Tras estas anulaciones, la empresa solicitó la declaración de evaluación de impacto ambiental y, a pesar de mantenerse la oposición municipal, se otorgaron por la Administración provincial señalando el respeto con el entorno de las dos instalaciones de biogás. El hecho de que las plantas estuvieran levantadas, que nada dispusiera la legislación europea ni la italiana para impedir una evaluación “posterior” fueron argumentos utilizados por la Provincia. Los municipios recurrieron las declaraciones ambientales y es, en el seno de estos procesos, donde el Tribunal contencioso italiano abre el interrogante de cuestión prejudicial que remite a Luxemburgo: ¿es compatible con el Derecho de la Unión la tramitación de un procedimiento de examen de la necesidad de una evaluación de impacto ambiental (y, en su caso, de evaluación de impacto ambiental) una vez construida la planta…?

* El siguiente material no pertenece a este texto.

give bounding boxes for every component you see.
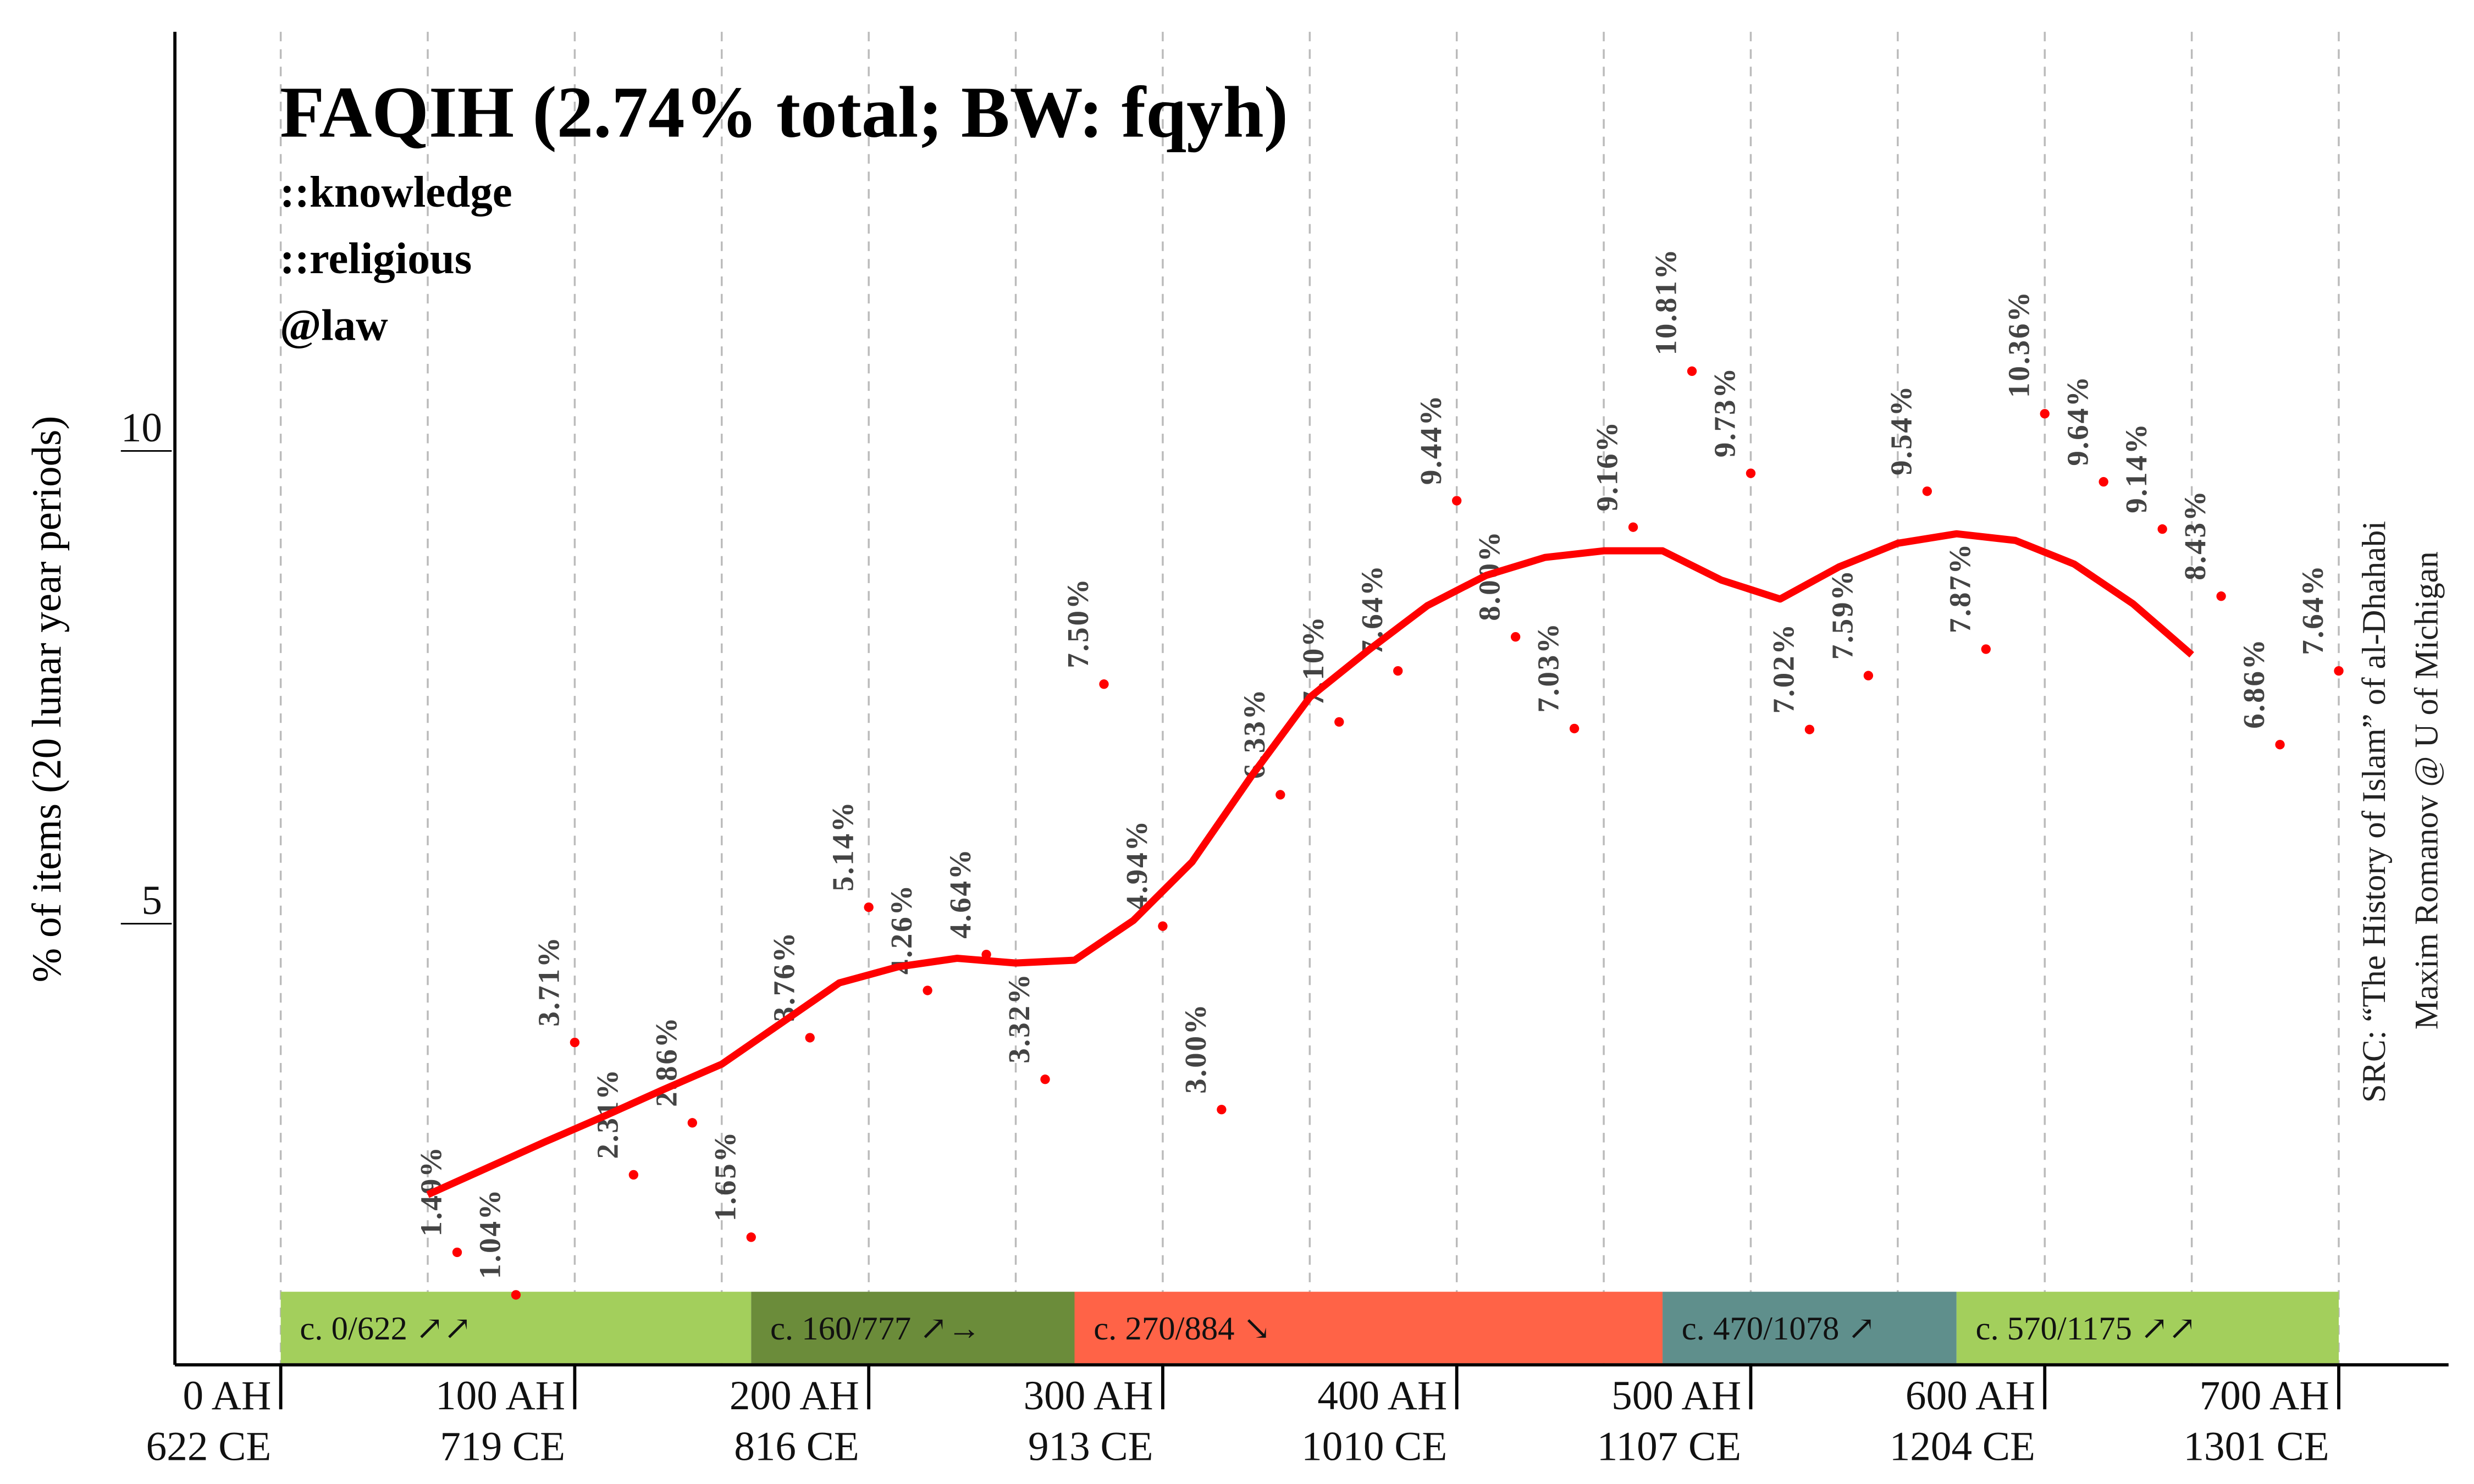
data-label: 3.76% bbox=[767, 931, 800, 1022]
data-point bbox=[2157, 524, 2167, 534]
tag: ::religious bbox=[280, 234, 472, 283]
data-point bbox=[1687, 366, 1697, 376]
x-tick-label-ce: 913 CE bbox=[1028, 1424, 1153, 1470]
y-tick-label: 5 bbox=[141, 878, 162, 923]
x-tick-label-ce: 1010 CE bbox=[1301, 1424, 1447, 1470]
data-label: 3.71% bbox=[532, 935, 565, 1026]
x-tick-label-ce: 622 CE bbox=[146, 1424, 272, 1470]
data-point bbox=[805, 1033, 815, 1043]
data-point bbox=[570, 1037, 580, 1048]
data-point bbox=[864, 902, 874, 912]
data-label: 8.43% bbox=[2178, 489, 2212, 580]
marks: 1.49% 1.04%3.71%2.31%2.86%1.65%3.76%5.14%… bbox=[415, 248, 2344, 1300]
period-label: c. 470/1078 ↗ bbox=[1682, 1310, 1876, 1347]
data-label: 7.64% bbox=[2296, 564, 2329, 655]
data-point bbox=[746, 1232, 756, 1242]
data-label: 3.32% bbox=[1002, 972, 1036, 1063]
x-tick-label: 200 AH bbox=[730, 1373, 859, 1419]
period-band bbox=[1074, 1292, 1663, 1364]
data-point bbox=[2040, 409, 2050, 419]
x-tick-label-ce: 719 CE bbox=[440, 1424, 565, 1470]
data-point bbox=[2275, 740, 2285, 750]
data-label: 9.73% bbox=[1708, 367, 1742, 457]
period-band bbox=[751, 1292, 1075, 1364]
data-point bbox=[1040, 1075, 1050, 1084]
data-point bbox=[1981, 644, 1991, 654]
data-point bbox=[1158, 921, 1168, 931]
data-point bbox=[1510, 632, 1521, 642]
x-tick-label: 600 AH bbox=[1906, 1373, 2035, 1419]
data-point bbox=[1863, 671, 1874, 680]
data-label: 6.86% bbox=[2237, 638, 2271, 728]
source: Maxim Romanov @ U of Michigan bbox=[2408, 551, 2445, 1029]
data-label: 3.00% bbox=[1179, 1003, 1212, 1093]
data-point bbox=[1275, 790, 1285, 800]
y-axis-label: % of items (20 lunar year periods) bbox=[24, 416, 70, 983]
period-band bbox=[1956, 1292, 2339, 1364]
x-tick-label-ce: 1107 CE bbox=[1597, 1424, 1741, 1470]
x-tick-label-ce: 1301 CE bbox=[2183, 1424, 2329, 1470]
data-point bbox=[1922, 486, 1932, 496]
data-point bbox=[1804, 724, 1815, 734]
data-point bbox=[923, 985, 932, 995]
data-point bbox=[1393, 666, 1403, 676]
data-point bbox=[1099, 679, 1109, 689]
data-point bbox=[1569, 723, 1580, 734]
period-label: c. 0/622 ↗↗ bbox=[300, 1310, 472, 1347]
x-tick-label: 0 AH bbox=[183, 1373, 271, 1419]
data-label: 7.02% bbox=[1766, 623, 1800, 713]
trend-line bbox=[426, 530, 2194, 1198]
data-point bbox=[1452, 496, 1462, 506]
data-label: 9.64% bbox=[2061, 375, 2094, 466]
x-tick-label: 700 AH bbox=[2200, 1373, 2329, 1419]
tag: ::knowledge bbox=[280, 167, 512, 217]
data-point bbox=[1746, 468, 1756, 478]
data-label: 10.36% bbox=[2002, 290, 2035, 398]
data-point bbox=[2334, 666, 2344, 676]
data-label: 1.65% bbox=[708, 1131, 742, 1221]
data-label: 1.04% bbox=[473, 1188, 507, 1279]
data-point bbox=[687, 1118, 697, 1128]
data-label: 9.44% bbox=[1414, 394, 1448, 485]
data-label: 4.64% bbox=[943, 848, 977, 938]
data-label: 9.16% bbox=[1591, 420, 1624, 511]
period-bands: c. 0/622 ↗↗ c. 160/777 ↗→ c. 270/884 ↘ c. 4… bbox=[280, 1292, 2339, 1364]
data-label: 7.59% bbox=[1825, 569, 1859, 660]
x-tick-label: 500 AH bbox=[1611, 1373, 1741, 1419]
x-tick-label: 400 AH bbox=[1317, 1373, 1447, 1419]
data-label: 5.14% bbox=[826, 800, 859, 891]
data-label: 9.54% bbox=[1884, 384, 1918, 475]
period-label: c. 160/777 ↗→ bbox=[770, 1310, 981, 1347]
x-tick-label-ce: 1204 CE bbox=[1890, 1424, 2035, 1470]
period-band bbox=[280, 1292, 752, 1364]
data-point bbox=[511, 1290, 521, 1300]
data-point bbox=[2216, 591, 2226, 601]
data-point bbox=[2099, 477, 2108, 487]
data-point bbox=[1217, 1105, 1227, 1115]
period-label: c. 270/884 ↘ bbox=[1094, 1310, 1271, 1347]
data-label: 10.81% bbox=[1649, 248, 1683, 356]
data-label: 7.87% bbox=[1943, 542, 1976, 633]
data-label: 4.94% bbox=[1120, 819, 1153, 910]
data-point bbox=[628, 1170, 639, 1180]
y-tick-label: 10 bbox=[121, 405, 162, 451]
data-label: 6.33% bbox=[1238, 688, 1271, 779]
x-tick-label-ce: 816 CE bbox=[734, 1424, 859, 1470]
x-tick-label: 300 AH bbox=[1024, 1373, 1153, 1419]
data-label: 4.26% bbox=[885, 884, 918, 974]
data-point bbox=[1628, 522, 1638, 532]
data-point bbox=[1334, 717, 1344, 727]
data-point bbox=[452, 1247, 462, 1258]
data-label: 9.14% bbox=[2119, 422, 2153, 513]
chart-title: FAQIH (2.74% total; BW: fqyh) bbox=[280, 71, 1288, 153]
x-tick-label: 100 AH bbox=[435, 1373, 565, 1419]
period-label: c. 570/1175 ↗↗ bbox=[1976, 1310, 2196, 1347]
tag: @law bbox=[280, 301, 388, 350]
period-band bbox=[1663, 1292, 1957, 1364]
source: SRC: “The History of Islam” of al-Dhahab… bbox=[2356, 521, 2393, 1103]
data-label: 7.03% bbox=[1532, 622, 1565, 712]
data-label: 7.50% bbox=[1061, 577, 1095, 668]
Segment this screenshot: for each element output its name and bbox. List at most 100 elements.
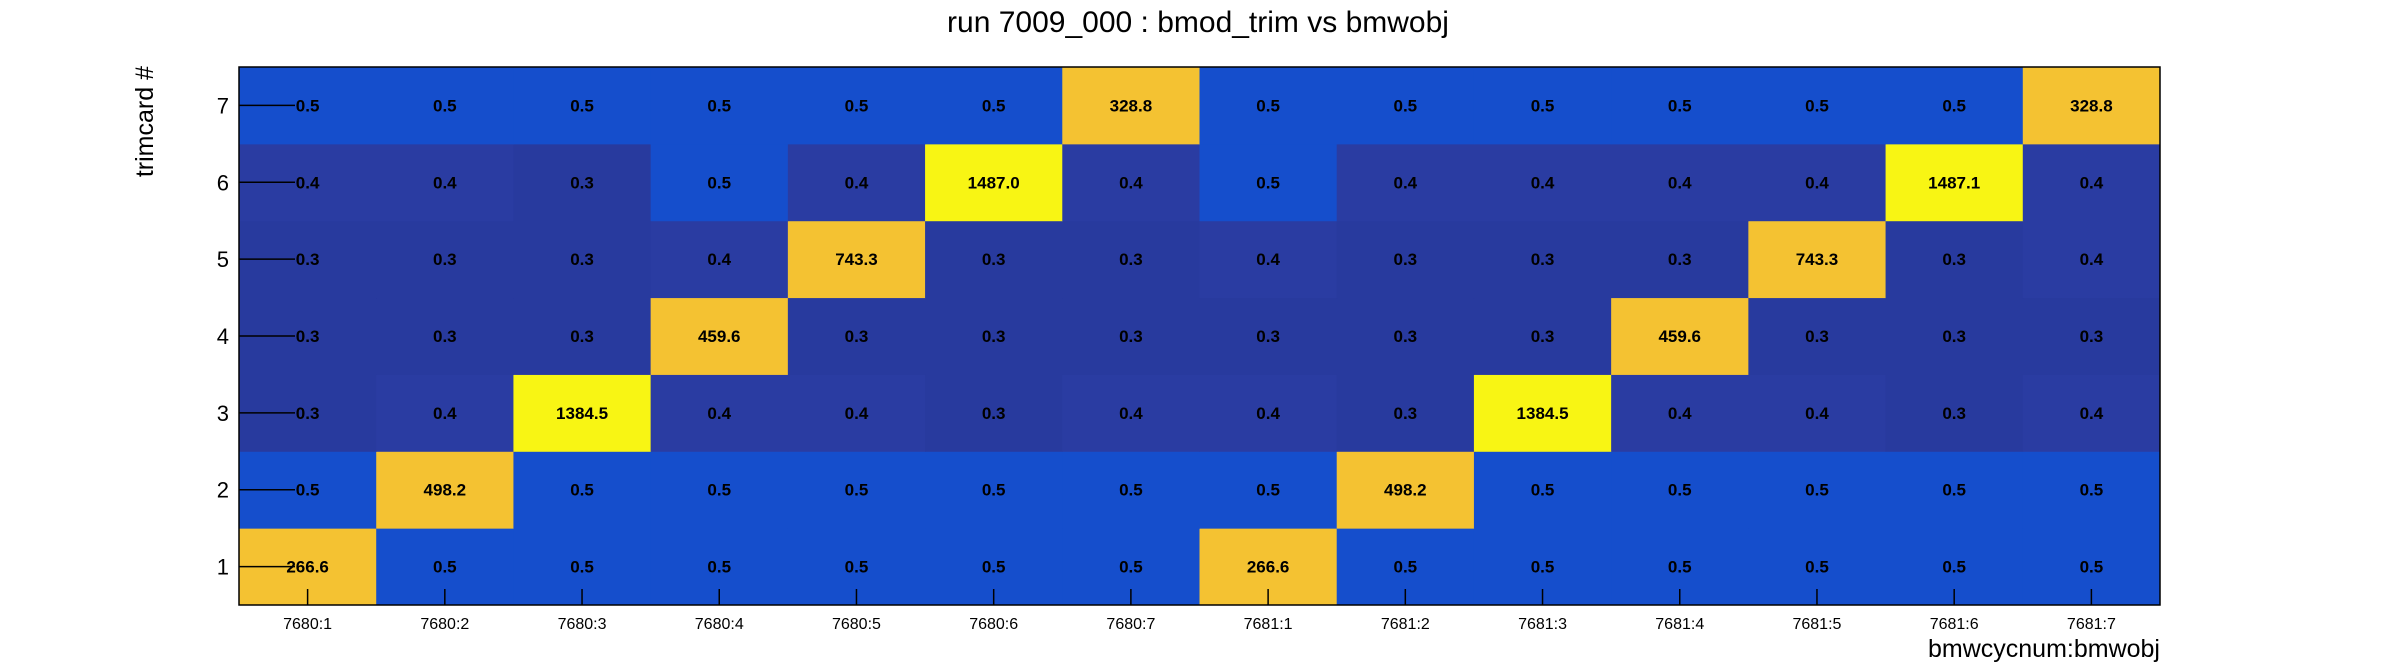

El Tribunal de Justicia de la Unión Europea recuerda la naturaleza que justifica las declaraciones de impacto ambiental. Es un trámite previo, basado en el principio de precaución que impone el Tratado, porque las autoridades deben ser conscientes, desde el primer momento, de las repercusiones para con el entorno. Hay que anticipar los daños para evitarlos, mejor que luchar contra los efectos causados. Tal idea es esencial.

Ahora bien, una vez dicho esto, el principio de lealtad, de cooperación leal que acoge el artículo 4 del Tratado, impone que los Estados miembros y las autoridades competentes en cada caso realicen todas las actuaciones que estén en su alcance para evitar los efectos del incumplimiento del Derecho europeo. En este sentido, puede considerarse la posible regularización de las actuaciones ilegales. Pero sabemos: los procedimientos de regularización deben ser siempre excepcionales y, además, no pueden suponer una dispensa o privilegio que impida aplicar el Derecho europeo.

Hace unos meses ya había declarado el Tribunal de Luxemburgo en otro interesante asunto que mediante la aprobación de una ley nacional no se podía considerar como correctamente autorizada a una instalación cuya licencia se otorgó sin someterse a una declaración previa de evaluación ambiental. Tales dispensas son contrarias al Derecho europeo (sentencia de 17 de noviembre de 2016, c-348/15).

Por ello, el Tribunal admitió que cabe realizar evaluaciones ambientales a posteriori siempre que concurra una situación excepcional y siempre que a través de la evaluación no se eluda el Derecho europeo. Pero, además, que tales estudios y análisis han de atender a todos aquellos perjuicios que desde el establecimiento de la instalación se hayan producido e imponer medidas correctoras para corregir al máximo la infracción de no haberse realizado la evaluación de manera previa. Hasta ahí llegó el juicio del Tribunal porque las actuaciones debían ser ya analizadas por la justicia nacional. No obstante, de los antecedentes que constaban en los autos, parece intuir el Tribunal que sería difícil la regularización.

En resumen, frente al absoluto rigor de la lectura de las normas procede considerar el Ordenamiento jurídico en su conjunto llegar a soluciones pragmáticas.

Porque el tiempo nos permite, en ocasiones, corregir algunos errores, pero sin que sea admisible burlar el cumplimiento de obligaciones legales.